Beyond poetic

Submitted by Suzanne St Peter on

CHID Identity Crisis title image

Did you notice anything odd about our haiku? Does it feel recognizable, yet wrong? We reversed the traditional five-seven-five syllabic structure.

Why? Because CHID is changing. We, like many others, wonder if the program will remain recognizable. But, like our reversed haiku, is change ever wrong or is it just becoming?

The early architects of the CHID program have been meditating on how the CHID model will endure the contemporary climate of neoliberal academia. The decennial Self-Study Report once again exposed concerns about the perceived value of the program. Such as “Will CHID receive proper tenure lines?,” “Will we finally receive ample funding?,” or “Must CHID sell-out/buy-in to receive these resources?”

But, whether critiquing or world-building, CHID students deliver.

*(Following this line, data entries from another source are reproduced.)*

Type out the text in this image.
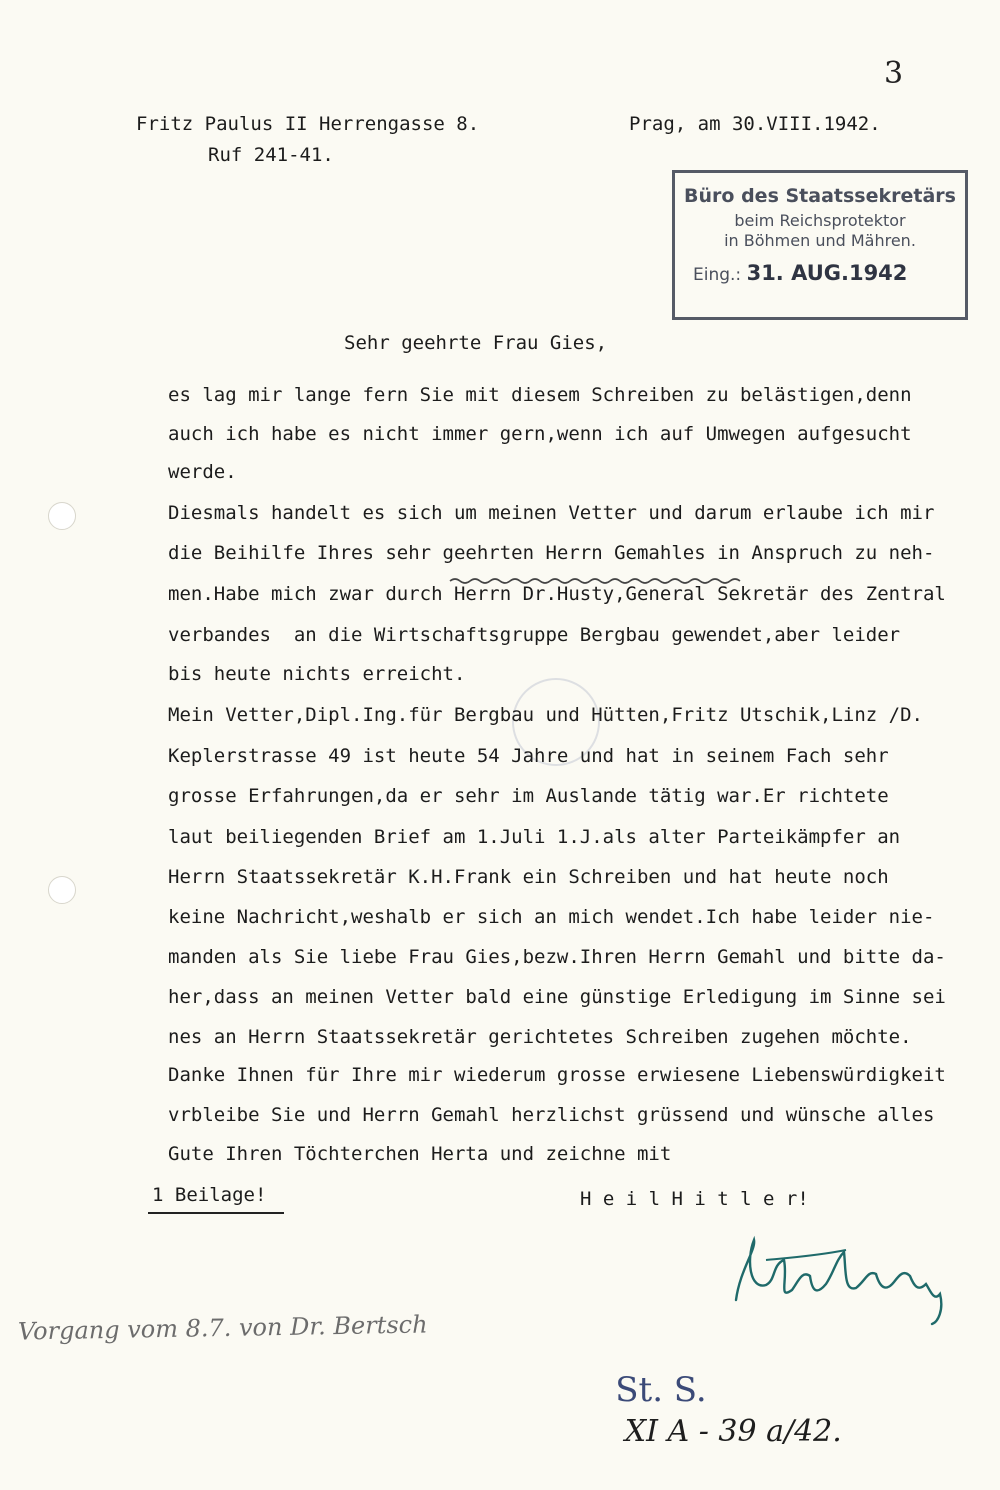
3
Fritz Paulus II Herrengasse 8.
Ruf 241-41.
Prag, am 30.VIII.1942.
Büro des Staatssekretärs
beim Reichsprotektor
in Böhmen und Mähren.
Eing.: 31. AUG.1942
Sehr geehrte Frau Gies,
es lag mir lange fern Sie mit diesem Schreiben zu belästigen,denn
auch ich habe es nicht immer gern,wenn ich auf Umwegen aufgesucht
werde.
Diesmals handelt es sich um meinen Vetter und darum erlaube ich mir
die Beihilfe Ihres sehr geehrten Herrn Gemahles in Anspruch zu neh-
men.Habe mich zwar durch Herrn Dr.Husty,General Sekretär des Zentral
verbandes  an die Wirtschaftsgruppe Bergbau gewendet,aber leider
bis heute nichts erreicht.
Mein Vetter,Dipl.Ing.für Bergbau und Hütten,Fritz Utschik,Linz /D.
Keplerstrasse 49 ist heute 54 Jahre und hat in seinem Fach sehr
grosse Erfahrungen,da er sehr im Auslande tätig war.Er richtete
laut beiliegenden Brief am 1.Juli 1.J.als alter Parteikämpfer an
Herrn Staatssekretär K.H.Frank ein Schreiben und hat heute noch
keine Nachricht,weshalb er sich an mich wendet.Ich habe leider nie-
manden als Sie liebe Frau Gies,bezw.Ihren Herrn Gemahl und bitte da-
her,dass an meinen Vetter bald eine günstige Erledigung im Sinne sei
nes an Herrn Staatssekretär gerichtetes Schreiben zugehen möchte.
Danke Ihnen für Ihre mir wiederum grosse erwiesene Liebenswürdigkeit
vrbleibe Sie und Herrn Gemahl herzlichst grüssend und wünsche alles
Gute Ihren Töchterchen Herta und zeichne mit
1 Beilage!	H e i l H i t l e r!
Vorgang vom 8.7. von Dr. Bertsch

St. S.
XI A - 39 a/42.
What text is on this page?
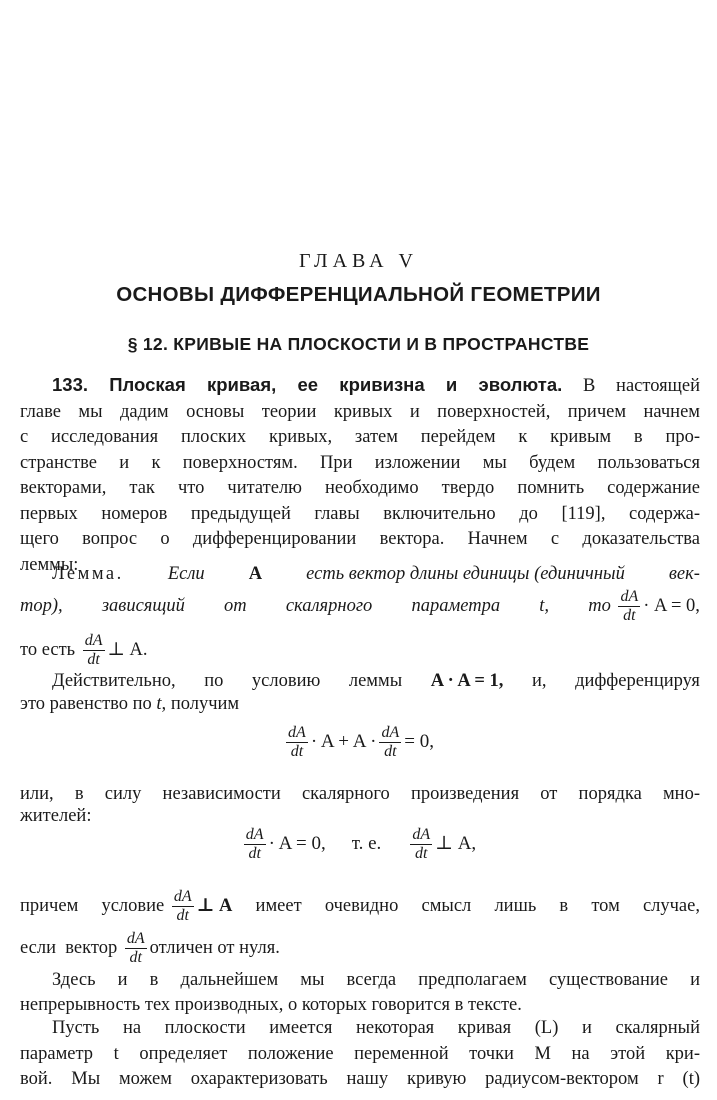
ГЛАВА V
ОСНОВЫ ДИФФЕРЕНЦИАЛЬНОЙ ГЕОМЕТРИИ
§ 12. КРИВЫЕ НА ПЛОСКОСТИ И В ПРОСТРАНСТВЕ
133. Плоская кривая, ее кривизна и эволюта. В настоящей
главе мы дадим основы теории кривых и поверхностей, причем начнем
с исследования плоских кривых, затем перейдем к кривым в про-
странстве и к поверхностям. При изложении мы будем пользоваться
векторами, так что читателю необходимо твердо помнить содержание
первых номеров предыдущей главы включительно до [119], содержа-
щего вопрос о дифференцировании вектора. Начнем с доказательства
леммы:
Лемма. Если A есть вектор длины единицы (единичный век-
тор), зависящий от скалярного параметра t, то $\frac{dA}{dt} \cdot A = 0$,
то есть $\frac{dA}{dt}$ ⊥ A.
Действительно, по условию леммы A · A = 1, и, дифференцируя
это равенство по t, получим
$\frac{dA}{dt} \cdot A + A \cdot \frac{dA}{dt} = 0$,
или, в силу независимости скалярного произведения от порядка мно-
жителей:
$\frac{dA}{dt} \cdot A = 0$, т. е. $\frac{dA}{dt}$ ⊥ A,
причем условие $\frac{dA}{dt}$ ⊥ A имеет очевидно смысл лишь в том случае,
если вектор $\frac{dA}{dt}$ отличен от нуля.
Здесь и в дальнейшем мы всегда предполагаем существование и
непрерывность тех производных, о которых говорится в тексте.
Пусть на плоскости имеется некоторая кривая (L) и скалярный
параметр t определяет положение переменной точки M на этой кри-
вой. Мы можем охарактеризовать нашу кривую радиусом-вектором r (t)
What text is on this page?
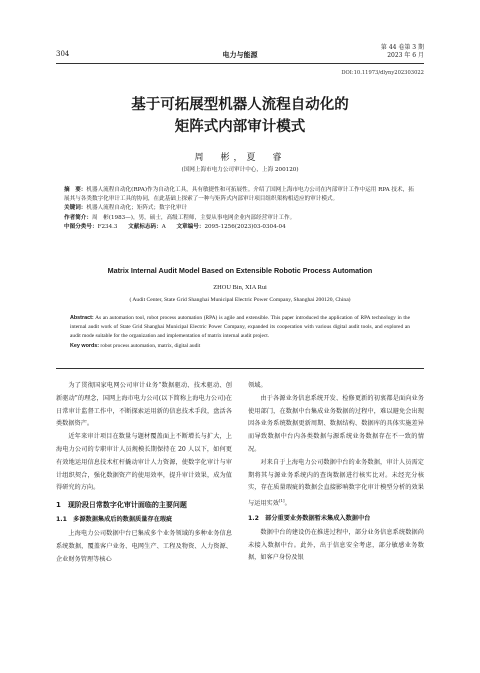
304	电力与能源
第 44 卷第 3 期
2023 年 6 月
DOI:10.11973/dlyny202303022
基于可拓展型机器人流程自动化的
矩阵式内部审计模式
周　彬，夏　睿
(国网上海市电力公司审计中心，上海 200120)

摘　要：机器人流程自动化(RPA)作为自动化工具，具有敏捷性和可拓展性。介绍了国网上海市电力公司在内部审计工作中运用 RPA 技术，拓展其与各类数字化审计工具的协同，在此基础上探索了一种与矩阵式内部审计项目组织架构相适应的审计模式。

关键词：机器人流程自动化；矩阵式；数字化审计

作者简介：周　彬(1983—)，男，硕士，高级工程师，主要从事电网企业内部经营审计工作。

中图分类号：F234.3 文献标志码：A 文章编号：2095-1256(2023)03-0304-04

Matrix Internal Audit Model Based on Extensible Robotic Process Automation
ZHOU Bin, XIA Rui
( Audit Center, State Grid Shanghai Municipal Electric Power Company, Shanghai 200120, China)

Abstract: As an automation tool, robot process automation (RPA) is agile and extensible. This paper introduced the application of RPA technology in the internal audit work of State Grid Shanghai Municipal Electric Power Company, expanded its cooperation with various digital audit tools, and explored an audit mode suitable for the organization and implementation of matrix internal audit project.

Key words: robot process automation, matrix, digital audit

为了贯彻国家电网公司审计业务“数据驱动、技术驱动、创新驱动”的理念，国网上海市电力公司(以下简称上海电力公司)在日常审计监督工作中，不断探索运用新的信息技术手段，盘活各类数据资产。

近年来审计项目在数量与题材覆盖面上不断增长与扩大，上海电力公司的专职审计人员规模长期保持在 20 人以下，如何更有效地运用信息技术杠杆撬动审计人力资源，使数字化审计与审计组织契合，强化数据资产的使用效率，提升审计效果，成为值得研究的方向。

1　现阶段日常数字化审计面临的主要问题
1.1　多源数据集成后的数据质量存在瑕疵

上海电力公司数据中台已集成多个业务领域的多种业务信息系统数据，覆盖客户业务、电网生产、工程及物资、人力资源、企业财务管理等核心

领域。

由于各源业务信息系统开发、检修更新的初衷都是面向业务使用部门，在数据中台集成业务数据的过程中，难以避免会出现因各业务系统数据更新周期、数据结构、数据库的具体实施差异而导致数据中台内各类数据与源系统业务数据存在不一致的情况。

对来自于上海电力公司数据中台的业务数据，审计人员需定期将其与源业务系统内的查询数据进行核实比对。未经充分核实，存在质量瑕疵的数据会直接影响数字化审计模型分析的效果与运用实效[1]。

1.2　部分重要业务数据暂未集成入数据中台

数据中台的建设仍在推进过程中，部分业务信息系统数据尚未接入数据中台。此外，出于信息安全考虑，部分敏感业务数据，如客户身份及银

They weave disparate ideas, resonate across discourses, and navigate unmapped horizons. But what if they could also perform data analysis, craft digital media, or practice experimental research—if they could critically capitalize on other academic disciplines? CHIDdies could not only recognize what is wrong in the world, but then act on their evidence and create innovative assemblages...

The rhizome operates by variation, expansion, conquest, capture, offshoots.
—Deleuze & Guattari, A Thousand Plateaus

We offer some quasi-experimental “offshoots” to nurture the growth of CHID’s intellectual community. Michael and Nat will continue to work on thinkr, a mobile app to make rhizomatic connections between people, ideas, and projects. Alec has reserved the CHID lounge on Tuesday afternoons as an open space—a CHID Salon—to seed spontaneous collaborations among undergraduate explorers. Piloting thinkr and Salon together, we will engage our fellow students in transformative learning by imparting the tools and training that bring germinal ideas to their fruition.

Like our reverse haiku, we wish for a model that’s recognizable, yet unfamiliar; one that finds a new middle between the culture of CHID and the ‘boundlessness’ of a corporate UW.

A rhizome has no beginning or end; it is always in the middle, between things, interbeing, intermezzo.